Artificial intelligence (AI) is becoming more and more commonplace in our society—found in our cars, phones, vacuum cleaners and home ovens. AI provides a certain level of ease with daily life, and its only a matter of time before its rise in the oilfield becomes near ubiquitous.

“We all use tools like ChatGPT on our day-to-day productivity,” said Mansoor Nazar, director of Enterprise Architecture and Emerging Technologies at Occidental Petroleum, said during a May 4 panel at the 2023 Offshore Technology Conference (OTC). “We know how much value it adds, we know how much time it saves. Why not implement that with work, with our work as well?”

During the Center for Offshore Safety: How AI is Supporting Industry in SEMS panel at 2023 OTC, industry experts discussed the growing impact of AI in the oilfield. While the panelists agreed about the plethora of benefits that artificial intelligence can bring to the industry, they were cautiously optimistic about the utility of less-than-perfect AI.

Panelist Marco Castillo, product manager for Abyss Solutions, gave an example of dependency on an AI module for visual detection.

Positronic Possibilities: The Risky (But Smart) Business of AI
Castillo speaking during his presentation during the Center for Offshore Safety: How AI is Supporting Industry in SEMS on May 4. (Source: OTC)

“One of the biggest problems you have, even with visual inspectors today, is that it's kind of a ‘thumb in the wind’ approximation of what they can see,” Castillo said. “Maybe [the computer] can't get to a certain spot to make an evaluation. Maybe the computer is a little bit better at targeting things in between the legs of chairs or through a couple of pipes… How do you start to make an evaluation that is high enough fidelity, that it's meaningful, to the point where you could compare it to something like non-destructive testing?”

Trusting AI is a big step for operators—and workers—simply because they don’t share the same experience that humans have, and never will.

One way to mitigate AI’s inexperience is through  point cloud segmentation, Castillo said.

Point cloud semantic segmentation is the process of associating each point in a point cloud with a semantic label, such as a person, vehicle, pipe and so forth. Combined with its machine learning capabilities, the AI receives so much data that it’s familiarized with most—if not all—of the components in the process it is trying to complete.

The method isn’t foolproof, but Castillo said he believes it will create an intelligent system with interactions “at a competent level.”

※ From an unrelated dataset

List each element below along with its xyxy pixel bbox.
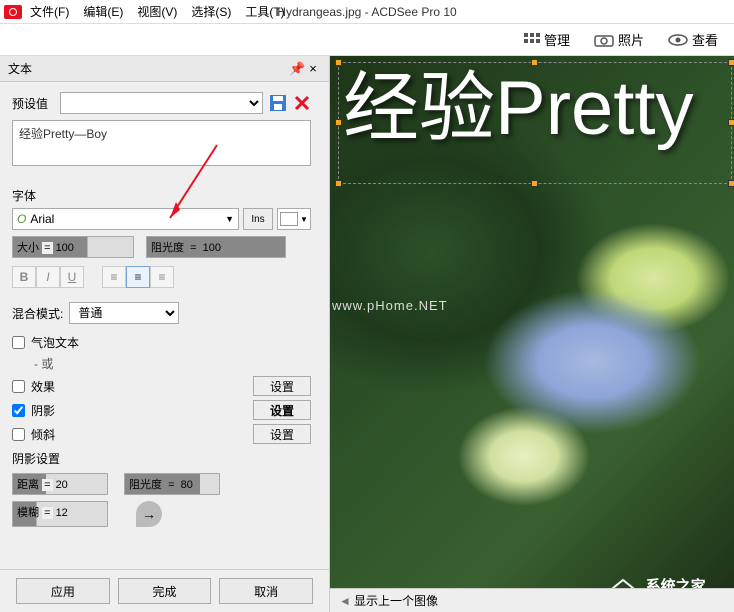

But Nazar said, AI still faces a greater problem that has yet to be solved: bias.

“It may not be up to an organization or an individual to fix that problem. Not only [are] humans interacting with the AI or training it, but your past data might be biased. So all the historical incidents and the data that you've collected, it had bias built into it. And that is the data your AI is learning [from],” Nazar said. 

One possible way to combat the inherent bias in AI, Nazar suggested, is to be completely transparent with all the data put into AI. By making that information “auditable,” programmers will be held responsible for any mistakes made.

If AI is to live up to its potential to be a positive force in the energy industry, it needs such improvements and developments.

A prime example: AI’s ability to map external corrosion.

The traditional process for corrosion detection, described by Nazar, involves contracting a fields inspector to fly to an offshore facility and walk the ship, looking for signs of corrosion. A report is then provided to operators who would then work to remedy any problems.

AI cuts the human from the equation.

“You have your LIDAR scanners, your drones, your high-resolution cameras or your robots walking around with cameras equipped on top of them. And all they are doing is capturing photogrammetry. They're just capturing imagery and they're running back,” Nazar said. “We can do this on a more frequent basis because it will capture the imagery and any change in the facility will require recapture of that area. Once you have all of that data captured, that data gets uploaded to a cloud environment… Then you can run some algorithms on it to detect corrosion.”

Despite the complexity of the task, an AI programmed correctly would be capable of handling the inspection. While AI can’t actually clean or manage the maintenance aspect of corrosion detection—maintenance workers will still be responsible for that—it saves both time, money and has the potential to bring a new level of safety to the field.